If such admission did not refer to the $200, to what did it refer? There is no proof whatever that he was owing his mother upon any other account. She failed to give any proof at all concerning the rent or money loaned in 1892. The only fact in the case upon which an indebtedness to the mother can be predicated is the receipt of such $200; and inasmuch as the deceased admits that he owed her $300, in the absence of any proof on his part as to what such indebtedness was based upon, I am of the opinion that such admission may fairly be applied to such $200, and overcomes the presumption that he had theretofore paid it to her. The deceased having made that admission of indebtedness to the plaintiff, the burden was upon him to show that his liability to pay over such $200 had been satisfied and discharged.
Moreover, the evidence seems to establish that on January 12, 1898, the deceased was debtor to the plaintiff to the extent of $300. If it was not for the $200 so received by him in April, 1896, it must have been for some other account. Her claim is that it included the $200. Unless he shows that it did not, and for what it was, the fair presumption is that he cannot successfully dispute such claim. Having the means in his hands to show that it did not, his omission to do so is to be taken against him. (2 Am. Eng. Ency. of Law, 652, 654; Schwier v. New York Central H.R.R.R. Co., 90 N.Y. 558, 564; Kenyon v. Kenyon, 88 Hun, 211.) And in this connection it is to be noticed that on the trial the defendant refused to produce the bank book of the deceased, which had reference to his deposit of the $200 in bank to his own credit, and which presumably would enable the parties to trace the $200 so deposited.

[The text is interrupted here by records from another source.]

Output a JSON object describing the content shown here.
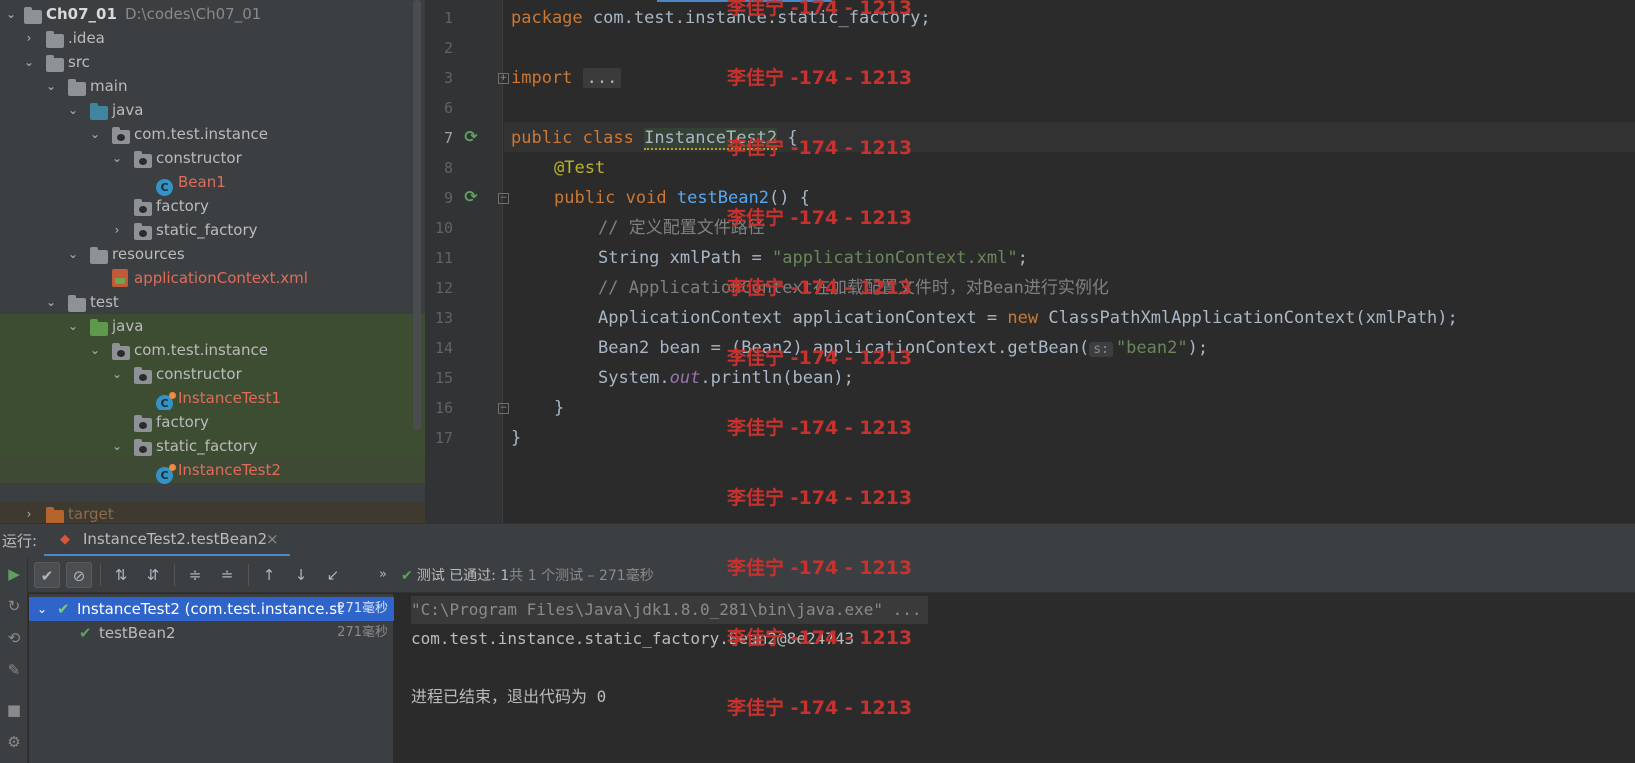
{
  "project_tree": {
    "items": [
      {
        "label": "Ch07_01",
        "path": "D:\\codes\\Ch07_01"
      },
      {
        "label": ".idea"
      },
      {
        "label": "src"
      },
      {
        "label": "main"
      },
      {
        "label": "java"
      },
      {
        "label": "com.test.instance"
      },
      {
        "label": "constructor"
      },
      {
        "label": "Bean1"
      },
      {
        "label": "factory"
      },
      {
        "label": "static_factory"
      },
      {
        "label": "resources"
      },
      {
        "label": "applicationContext.xml"
      },
      {
        "label": "test"
      },
      {
        "label": "java"
      },
      {
        "label": "com.test.instance"
      },
      {
        "label": "constructor"
      },
      {
        "label": "InstanceTest1"
      },
      {
        "label": "factory"
      },
      {
        "label": "static_factory"
      },
      {
        "label": "InstanceTest2"
      },
      {
        "label": "target"
      }
    ]
  },
  "editor": {
    "line_numbers": [
      "1",
      "2",
      "3",
      "6",
      "7",
      "8",
      "9",
      "10",
      "11",
      "12",
      "13",
      "14",
      "15",
      "16",
      "17"
    ],
    "code": {
      "l1_kw": "package",
      "l1_rest": " com.test.instance.static_factory;",
      "l3_kw": "import",
      "l3_collapsed": "...",
      "l7_kw": "public class",
      "l7_class": "InstanceTest2",
      "l7_rest": " {",
      "l8_ann": "@Test",
      "l9_kw": "public void",
      "l9_fn": "testBean2",
      "l9_rest": "() {",
      "l10_cmt": "// 定义配置文件路径",
      "l11_a": "String xmlPath = ",
      "l11_str": "\"applicationContext.xml\"",
      "l11_b": ";",
      "l12_cmt": "// ApplicationContext在加载配置文件时，对Bean进行实例化",
      "l13_a": "ApplicationContext applicationContext = ",
      "l13_kw": "new",
      "l13_b": " ClassPathXmlApplicationContext(xmlPath);",
      "l14_a": "Bean2 bean = (Bean2) applicationContext.getBean(",
      "l14_hint": "s:",
      "l14_str": "\"bean2\"",
      "l14_b": ");",
      "l15_a": "System.",
      "l15_out": "out",
      "l15_b": ".println(bean);",
      "l16": "}",
      "l17": "}"
    }
  },
  "watermark": "李佳宁 -174 - 1213",
  "run_window": {
    "label": "运行:",
    "tab_title": "InstanceTest2.testBean2",
    "tab_close": "×",
    "status_prefix": "测试 已通过: 1",
    "status_rest": "共 1 个测试 – 271毫秒",
    "tests": [
      {
        "name": "InstanceTest2 (com.test.instance.st",
        "time": "271毫秒"
      },
      {
        "name": "testBean2",
        "time": "271毫秒"
      }
    ],
    "console": {
      "cmd": "\"C:\\Program Files\\Java\\jdk1.8.0_281\\bin\\java.exe\" ...",
      "output": "com.test.instance.static_factory.Bean2@8e24743",
      "exit": "进程已结束，退出代码为 0"
    }
  },
  "colors": {
    "keyword": "#cc7832",
    "string": "#6a8759",
    "comment": "#808080",
    "annotation": "#bbb529",
    "function": "#56a8f5",
    "watermark": "#c8322e",
    "pass": "#5ea05f"
  },
  "icons": {
    "run": "play-icon",
    "pass": "check-icon",
    "folder": "folder-icon",
    "class": "java-class-icon"
  }
}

But more than all, if so short a time before his death he was owing this plaintiff $300, why might she not in this proceeding, and under this claim as filed, recover for that amount? I do not understand from the decision of the referee that he rejected the evidence of the witness Dudley Breed. The story which that witness told regarding the admission to him is not an unreasonable or incredible one, and his veracity is in no way impeached. His statement is in no way contradicted, and I assume that it should be taken as true. The fact to which he testified I take as an established fact in the case, and, by reason of that fact, I differ from the referee with regard to the inferences to be drawn from it.
The judgment should be reversed, the referee discharged and a new trial granted, costs to the appellant to abide the event of the trial, subject to the provisions of sections 1835 and 1836 of the Code.
All concurred.
Judgment reversed on the law and the facts and referee discharged and new trial granted, with costs to appellant to abide event.